The Creed – Part 14A

“… And He was crucified for us under Pontius Pilate and suffered and was buried.”

Who was Pontius Pilate? He was a Roman bureaucrat, procurator (governor) of the Roman province of Judea at the time of Christ. He was a mid-level official and had a lackluster career. The question becomes “why is this Roman bureaucrat in the Creed”? After all, the Creed is a precise, elegant statement of Orthodox dogma. The reason he is in the Creed is to anchor our faith in history. In other words, Christianity is rooted in history in a way other religions are not. For example, Buddhism teaches an eight-fold path to reach enlightenment. According to Buddhists, if one follows this path one will be enlightened. In other words, the important thing in Buddhism is the path. The truth or falsehood of Buddhism does not depend on the details of Buddha’s life.

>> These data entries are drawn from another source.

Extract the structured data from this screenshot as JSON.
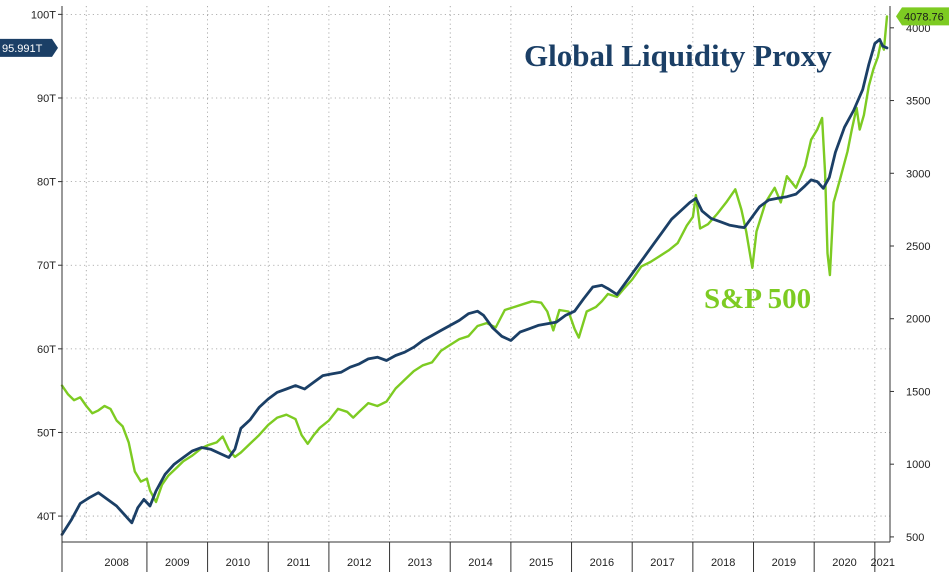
{
  "chart_data": {
    "type": "line",
    "title": "",
    "xlabel": "",
    "x_ticks": [
      "2008",
      "2009",
      "2010",
      "2011",
      "2012",
      "2013",
      "2014",
      "2015",
      "2016",
      "2017",
      "2018",
      "2019",
      "2020",
      "2021"
    ],
    "x_range": [
      2007.6,
      2021.25
    ],
    "y_left": {
      "ticks": [
        {
          "value": 40,
          "label": "40T"
        },
        {
          "value": 50,
          "label": "50T"
        },
        {
          "value": 60,
          "label": "60T"
        },
        {
          "value": 70,
          "label": "70T"
        },
        {
          "value": 80,
          "label": "80T"
        },
        {
          "value": 90,
          "label": "90T"
        },
        {
          "value": 100,
          "label": "100T"
        }
      ],
      "range": [
        36.9,
        101
      ]
    },
    "y_right": {
      "ticks": [
        {
          "value": 500,
          "label": "500"
        },
        {
          "value": 1000,
          "label": "1000"
        },
        {
          "value": 1500,
          "label": "1500"
        },
        {
          "value": 2000,
          "label": "2000"
        },
        {
          "value": 2500,
          "label": "2500"
        },
        {
          "value": 3000,
          "label": "3000"
        },
        {
          "value": 3500,
          "label": "3500"
        },
        {
          "value": 4000,
          "label": "4000"
        }
      ],
      "range": [
        465,
        4150
      ]
    },
    "grid": true,
    "series": [
      {
        "name": "Global Liquidity Proxy",
        "axis": "left",
        "color": "#1b3f66",
        "last_value_label": "95.991T",
        "points": [
          [
            2007.6,
            37.8
          ],
          [
            2007.75,
            39.5
          ],
          [
            2007.9,
            41.5
          ],
          [
            2008.05,
            42.2
          ],
          [
            2008.2,
            42.8
          ],
          [
            2008.35,
            42.0
          ],
          [
            2008.5,
            41.2
          ],
          [
            2008.65,
            40.0
          ],
          [
            2008.75,
            39.2
          ],
          [
            2008.85,
            41.0
          ],
          [
            2008.95,
            42.0
          ],
          [
            2009.05,
            41.2
          ],
          [
            2009.15,
            43.0
          ],
          [
            2009.3,
            45.0
          ],
          [
            2009.45,
            46.2
          ],
          [
            2009.6,
            47.0
          ],
          [
            2009.75,
            47.8
          ],
          [
            2009.9,
            48.2
          ],
          [
            2010.05,
            48.0
          ],
          [
            2010.2,
            47.5
          ],
          [
            2010.35,
            47.0
          ],
          [
            2010.45,
            48.0
          ],
          [
            2010.55,
            50.5
          ],
          [
            2010.7,
            51.5
          ],
          [
            2010.85,
            53.0
          ],
          [
            2011.0,
            54.0
          ],
          [
            2011.15,
            54.8
          ],
          [
            2011.3,
            55.2
          ],
          [
            2011.45,
            55.6
          ],
          [
            2011.6,
            55.2
          ],
          [
            2011.75,
            56.0
          ],
          [
            2011.9,
            56.8
          ],
          [
            2012.05,
            57.0
          ],
          [
            2012.2,
            57.2
          ],
          [
            2012.35,
            57.8
          ],
          [
            2012.5,
            58.2
          ],
          [
            2012.65,
            58.8
          ],
          [
            2012.8,
            59.0
          ],
          [
            2012.95,
            58.6
          ],
          [
            2013.1,
            59.2
          ],
          [
            2013.25,
            59.6
          ],
          [
            2013.4,
            60.2
          ],
          [
            2013.55,
            61.0
          ],
          [
            2013.7,
            61.6
          ],
          [
            2013.85,
            62.2
          ],
          [
            2014.0,
            62.8
          ],
          [
            2014.15,
            63.4
          ],
          [
            2014.3,
            64.2
          ],
          [
            2014.45,
            64.5
          ],
          [
            2014.55,
            64.0
          ],
          [
            2014.7,
            62.5
          ],
          [
            2014.85,
            61.5
          ],
          [
            2015.0,
            61.0
          ],
          [
            2015.15,
            62.0
          ],
          [
            2015.3,
            62.4
          ],
          [
            2015.45,
            62.8
          ],
          [
            2015.6,
            63.0
          ],
          [
            2015.75,
            63.2
          ],
          [
            2015.9,
            64.0
          ],
          [
            2016.05,
            64.5
          ],
          [
            2016.2,
            66.0
          ],
          [
            2016.35,
            67.4
          ],
          [
            2016.5,
            67.6
          ],
          [
            2016.6,
            67.2
          ],
          [
            2016.75,
            66.5
          ],
          [
            2016.9,
            68.0
          ],
          [
            2017.05,
            69.5
          ],
          [
            2017.2,
            71.0
          ],
          [
            2017.35,
            72.5
          ],
          [
            2017.5,
            74.0
          ],
          [
            2017.65,
            75.5
          ],
          [
            2017.8,
            76.5
          ],
          [
            2017.95,
            77.5
          ],
          [
            2018.05,
            78.0
          ],
          [
            2018.15,
            76.5
          ],
          [
            2018.3,
            75.6
          ],
          [
            2018.45,
            75.2
          ],
          [
            2018.6,
            74.8
          ],
          [
            2018.75,
            74.6
          ],
          [
            2018.85,
            74.5
          ],
          [
            2018.95,
            75.5
          ],
          [
            2019.1,
            77.0
          ],
          [
            2019.25,
            77.8
          ],
          [
            2019.4,
            78.0
          ],
          [
            2019.55,
            78.2
          ],
          [
            2019.7,
            78.5
          ],
          [
            2019.85,
            79.5
          ],
          [
            2019.95,
            80.2
          ],
          [
            2020.05,
            80.0
          ],
          [
            2020.15,
            79.2
          ],
          [
            2020.25,
            80.5
          ],
          [
            2020.35,
            83.5
          ],
          [
            2020.5,
            86.5
          ],
          [
            2020.65,
            88.5
          ],
          [
            2020.8,
            91.0
          ],
          [
            2020.9,
            94.0
          ],
          [
            2021.0,
            96.5
          ],
          [
            2021.08,
            97.0
          ],
          [
            2021.13,
            96.2
          ],
          [
            2021.2,
            95.991
          ]
        ]
      },
      {
        "name": "S&P 500",
        "axis": "right",
        "color": "#7dcb22",
        "last_value_label": "4078.76",
        "points": [
          [
            2007.6,
            1540
          ],
          [
            2007.7,
            1480
          ],
          [
            2007.8,
            1440
          ],
          [
            2007.9,
            1460
          ],
          [
            2008.0,
            1400
          ],
          [
            2008.1,
            1350
          ],
          [
            2008.2,
            1370
          ],
          [
            2008.3,
            1400
          ],
          [
            2008.4,
            1380
          ],
          [
            2008.5,
            1300
          ],
          [
            2008.6,
            1260
          ],
          [
            2008.7,
            1150
          ],
          [
            2008.8,
            950
          ],
          [
            2008.9,
            880
          ],
          [
            2009.0,
            900
          ],
          [
            2009.05,
            820
          ],
          [
            2009.15,
            740
          ],
          [
            2009.25,
            860
          ],
          [
            2009.35,
            920
          ],
          [
            2009.5,
            980
          ],
          [
            2009.6,
            1020
          ],
          [
            2009.75,
            1060
          ],
          [
            2009.9,
            1110
          ],
          [
            2010.0,
            1130
          ],
          [
            2010.15,
            1150
          ],
          [
            2010.25,
            1190
          ],
          [
            2010.35,
            1100
          ],
          [
            2010.45,
            1050
          ],
          [
            2010.55,
            1080
          ],
          [
            2010.7,
            1140
          ],
          [
            2010.85,
            1200
          ],
          [
            2011.0,
            1270
          ],
          [
            2011.15,
            1320
          ],
          [
            2011.3,
            1340
          ],
          [
            2011.45,
            1310
          ],
          [
            2011.55,
            1200
          ],
          [
            2011.65,
            1140
          ],
          [
            2011.75,
            1200
          ],
          [
            2011.85,
            1250
          ],
          [
            2012.0,
            1300
          ],
          [
            2012.15,
            1380
          ],
          [
            2012.3,
            1360
          ],
          [
            2012.4,
            1320
          ],
          [
            2012.5,
            1360
          ],
          [
            2012.65,
            1420
          ],
          [
            2012.8,
            1400
          ],
          [
            2012.95,
            1430
          ],
          [
            2013.1,
            1520
          ],
          [
            2013.25,
            1580
          ],
          [
            2013.4,
            1640
          ],
          [
            2013.55,
            1680
          ],
          [
            2013.7,
            1700
          ],
          [
            2013.85,
            1780
          ],
          [
            2014.0,
            1820
          ],
          [
            2014.15,
            1860
          ],
          [
            2014.3,
            1880
          ],
          [
            2014.45,
            1950
          ],
          [
            2014.6,
            1970
          ],
          [
            2014.75,
            1940
          ],
          [
            2014.9,
            2060
          ],
          [
            2015.05,
            2080
          ],
          [
            2015.2,
            2100
          ],
          [
            2015.35,
            2120
          ],
          [
            2015.5,
            2110
          ],
          [
            2015.6,
            2050
          ],
          [
            2015.7,
            1920
          ],
          [
            2015.8,
            2060
          ],
          [
            2015.95,
            2050
          ],
          [
            2016.05,
            1930
          ],
          [
            2016.12,
            1870
          ],
          [
            2016.25,
            2050
          ],
          [
            2016.4,
            2080
          ],
          [
            2016.5,
            2120
          ],
          [
            2016.6,
            2170
          ],
          [
            2016.75,
            2150
          ],
          [
            2016.85,
            2200
          ],
          [
            2017.0,
            2270
          ],
          [
            2017.15,
            2360
          ],
          [
            2017.3,
            2390
          ],
          [
            2017.45,
            2430
          ],
          [
            2017.6,
            2470
          ],
          [
            2017.75,
            2520
          ],
          [
            2017.9,
            2640
          ],
          [
            2018.0,
            2700
          ],
          [
            2018.05,
            2850
          ],
          [
            2018.12,
            2620
          ],
          [
            2018.25,
            2650
          ],
          [
            2018.4,
            2720
          ],
          [
            2018.55,
            2800
          ],
          [
            2018.7,
            2890
          ],
          [
            2018.8,
            2750
          ],
          [
            2018.88,
            2600
          ],
          [
            2018.98,
            2350
          ],
          [
            2019.05,
            2600
          ],
          [
            2019.2,
            2800
          ],
          [
            2019.35,
            2900
          ],
          [
            2019.45,
            2800
          ],
          [
            2019.55,
            2980
          ],
          [
            2019.7,
            2900
          ],
          [
            2019.85,
            3050
          ],
          [
            2019.95,
            3230
          ],
          [
            2020.05,
            3300
          ],
          [
            2020.13,
            3380
          ],
          [
            2020.18,
            3000
          ],
          [
            2020.22,
            2450
          ],
          [
            2020.26,
            2300
          ],
          [
            2020.32,
            2800
          ],
          [
            2020.42,
            2950
          ],
          [
            2020.55,
            3150
          ],
          [
            2020.62,
            3300
          ],
          [
            2020.7,
            3450
          ],
          [
            2020.75,
            3300
          ],
          [
            2020.82,
            3400
          ],
          [
            2020.9,
            3600
          ],
          [
            2020.98,
            3720
          ],
          [
            2021.05,
            3800
          ],
          [
            2021.1,
            3900
          ],
          [
            2021.15,
            3850
          ],
          [
            2021.2,
            4078.76
          ]
        ]
      }
    ],
    "annotations": [
      {
        "text": "Global Liquidity Proxy",
        "color": "#1b3f66"
      },
      {
        "text": "S&P 500",
        "color": "#7dcb22"
      }
    ]
  }
}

Things are otherwise in Christianity. Much of the ethical teaching of Jesus can be found in Jewish or pagan sources. What is most important for Christianity depends on who Christ is. When we say that Christianity (and Judaism before it) we mean that God acted, intervened in historical events. For example, after the fall of Adam and Eve, God chose Abraham to make his covenant with, promising Abraham and his descendants God’s special care if they obeyed His commandments. Centuries later when Moses led the Jewish people out of the slavery of Egypt, he gave them the Law and a covenant on Mount Sinai. In the centuries following Moses, God sent prophets to the Jewish people telling them that the Messiah was coming and they should prepare for his coming by following the Law. Of course, we as Christians affirm that Jesus Christ is that promised Messiah. The history of salvation reaches its fulfilment in Jesus Christ. As important as Jesus’ teaching is, our faith and salvation depends on the historical truth of the Gospel narratives. More particularly, acted in the death and resurrection of Jesus Christ. In his resurrection Jesus fundamentally overcame the power of sin, death and the devil, giving eternal life to those who follow him. The point is, if Jesus Christ did not really dies and rise again our faith is meaningless. As Saint Paul writes: “If Christ has not been raised, your faith is futile and you are still in your sins.” (1 Cor 15:17) This is why Christian (and other) scholars study the New Testament from the historical point of view. If one is not used to reading historical criticism one may be shocked by the scholarly approach to the Gospels, but the fact of the matter is that after centuries of intense study of literally every word in the Gospel, historical criticism has found nothing that would undermine our faith. Sometimes when one reads or hears skeptical scholars in the popular media, one might find them criticizing the historical basis of the Gospel, especially of the resurrection. However, the substance of their conclusions comes down to a simple refusal to believe that God can act in history. If one does not have this preconceived bias, the historical truth of Christ’s resurrection is quite clear.
The inclusion of Pontius Pilate in our Creed is a reminder for all time that God decisively, in a small corner of the Roman Empire, was the place of God’s supreme act in history of the death and resurrection of Jesus Christ.